Interactions between Biomolecules Are Stereospecific
When biomolecules interact, the “fit” between them is often stereochemically correct; they are complementary. The three-dimensional structure of biomolecules large and small — the combination of configuration and conformation — is of the utmost importance in their biological interactions: reactant with its enzyme, hormone with its receptor, antigen with its specific antibody, for example (Fig. 1-22). The study of biomolecular stereochemistry, with precise physical methods, is an important part of modern research on cell structure and biochemical function.
In living organisms, chiral molecules are usually present in only one of their chiral forms. For example, the amino acids in proteins occur only as their l isomers; glucose occurs only as its d isomer. (The conventions for naming stereoisomers of the amino acids are described in Chapter 3; those for sugars, in Chapter 7. The RS system, described above, is the most useful for some biomolecules.) In contrast, when a compound with an asymmetric carbon atom is chemically synthesized in the laboratory, the reaction usually produces both possible chiral forms: a mixture of the d and l forms, for example. Living cells produce only one chiral form of a biomolecule because the enzymes that synthesize that molecule are also chiral.
Stereospecificity, the ability to distinguish between stereoisomers, is a property of enzymes and other proteins and a characteristic feature of biochemical interactions. If the binding site on a protein is complementary to one isomer of a chiral compound, it will not be complementary to the other isomer, for the same reason that a left-handed glove does not fit a right hand.
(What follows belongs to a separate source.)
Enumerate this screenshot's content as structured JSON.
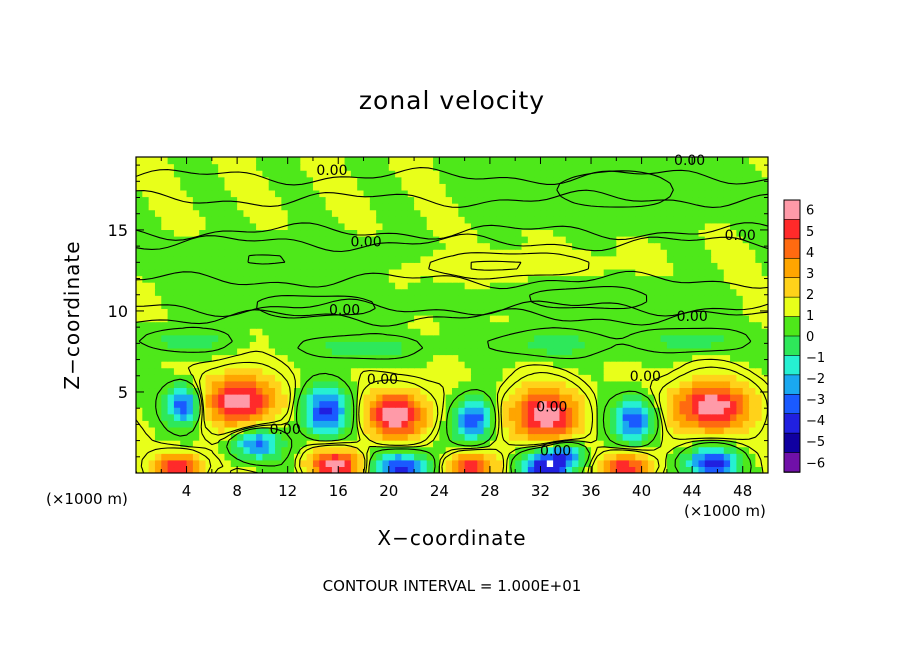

Two striking examples of the ability of biological systems to distinguish stereoisomers are shown in Figure 1-23.
The common classes of chemical reactions encountered in biochemistry are described in Chapter 13, as an introduction to the reactions of metabolism.
SUMMARY 1.2 Chemical Foundations
Because of its bonding versatility, carbon can produce a broad array of carbon–carbon skeletons with a variety of functional groups; these groups give biomolecules their biological and chemical personalities.
A nearly universal set of several thousand small molecules is found in living cells; the interconversions of these molecules in the central metabolic pathways have been conserved in evolution.
Proteins and nucleic acids are macromolecules — long, linear polymers of simple monomeric subunits; their sequences contain the information that gives each molecule its three-dimensional structure and its biological functions.
Molecular configuration can be changed only by breaking and re-forming covalent bonds. For a carbon atom with four different substituents (a chiral carbon), the substituent groups can be arranged in two different ways, generating stereoisomers with distinct properties. Only one stereoisomer is biologically active. Molecular conformation is the position of atoms in space that can be changed by rotation about single bonds, without covalent bonds being broken.
Interactions between biological molecules are often stereospecific: there is a close fit between complementary structures in the interacting molecules.